Anna Simons addresses the effort by the Department of Defense to better employ the social sciences in response to threats emanating from the non-West. She points out that this effort runs up against several challenges: an inability to “model” non-Western minds; and the impossibility of devising a methodology that will accurately capture contingency.  Instead of spending large sums on trying to devise more comprehensive models, methodologies, and metrics, DoD should invest more heavily in individuals who already have an affinity for—and interest in—the non-West and who show promise as future commanders and talented analysts. 

Sibylle Scheipers examines the origins of the West’s treatment of irregular fighters in the war on terror. She argues that irregular fighters became such a vital issue post-9/11 not because the war on terror was a new kind of war, but because these fighters reflected an identity that was the polar opposite of the West’s regular armed forces at the start of the twenty-first century. 

John R. Haines writes that the contentious triangle of the Sea of Okhotsk, a marginal sea bounded by Russia’s Kamchatka peninsula, Sakhalin Island, and the Kuril Islands archipelago represents a churning security environment equal to those of the East and the South China Seas. Like the latter, the Sea of Okhotsk is also characterized by manifold territorial disputes that perennially threaten to escalate into wider and much hotter conflicts.

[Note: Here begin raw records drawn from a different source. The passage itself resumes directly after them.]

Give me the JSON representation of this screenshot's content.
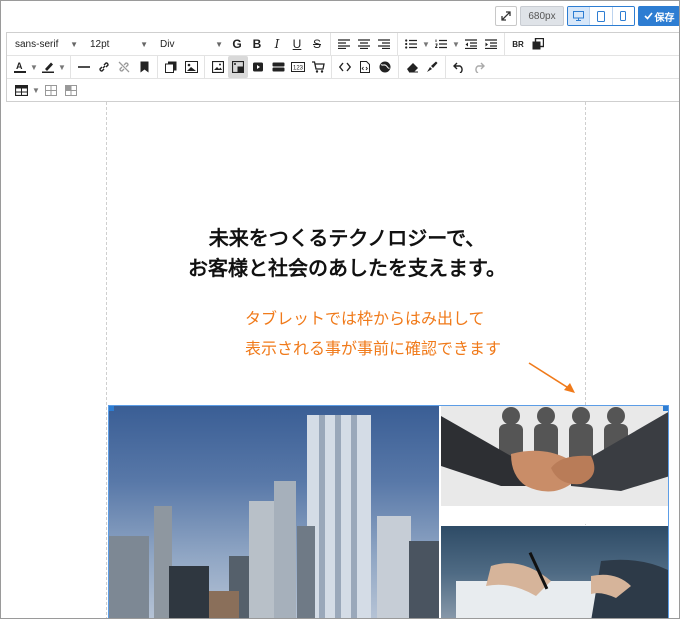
{
  "topbar": {
    "width_badge": "680px",
    "save_label": "保存",
    "devices": [
      "desktop-icon",
      "tablet-icon",
      "mobile-icon"
    ],
    "active_device": "desktop"
  },
  "toolbar": {
    "font_family": "sans-serif",
    "font_size": "12pt",
    "block_format": "Div"
  },
  "content": {
    "headline_line1": "未来をつくるテクノロジーで、",
    "headline_line2": "お客様と社会のあしたを支えます。",
    "note_line1": "タブレットでは枠からはみ出して",
    "note_line2": "表示される事が事前に確認できます"
  },
  "colors": {
    "accent": "#2d7dd2",
    "annotation": "#f07a1a"
  }
}
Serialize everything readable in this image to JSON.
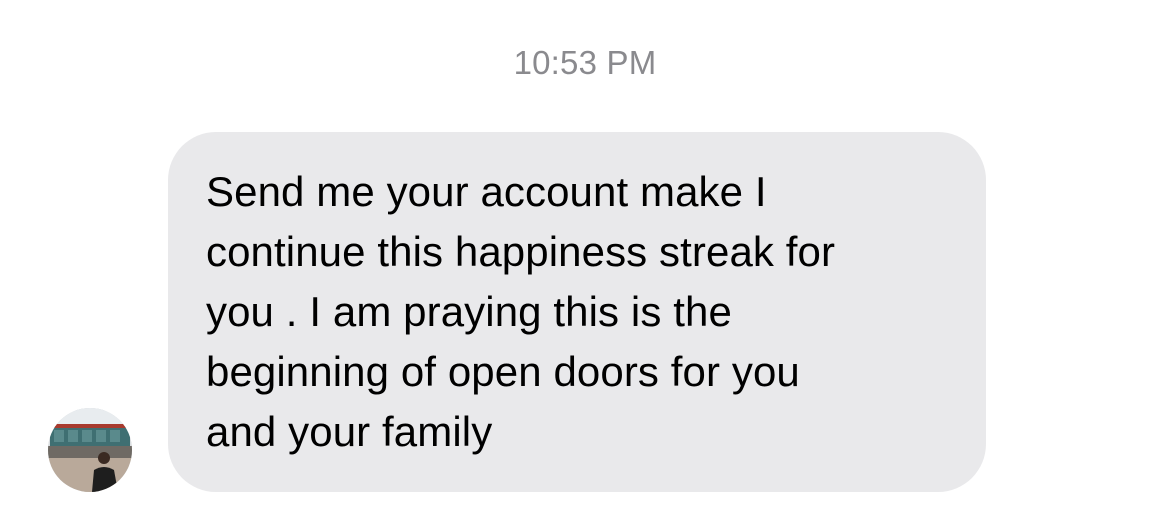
{
  "conversation": {
    "timestamp": "10:53 PM",
    "message": {
      "text": "Send me your account make I\ncontinue this happiness streak for\nyou . I am praying this is the\nbeginning of open doors for you\nand your family"
    }
  }
}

Kevin Marsh analyzes the 2014 Quadrennial Defense Review (QDR) report, addressing the degree to which it is able to support a defense strategy and a budget capable of reversing U.S. power decline, defending core U.S. national security interests, and countering the emerging threat posed by rising challenger states. Finally, Charles Edel reviews Emile Simpson’s well-received book, War From the Ground Up: Twenty First Century Combat as Politics.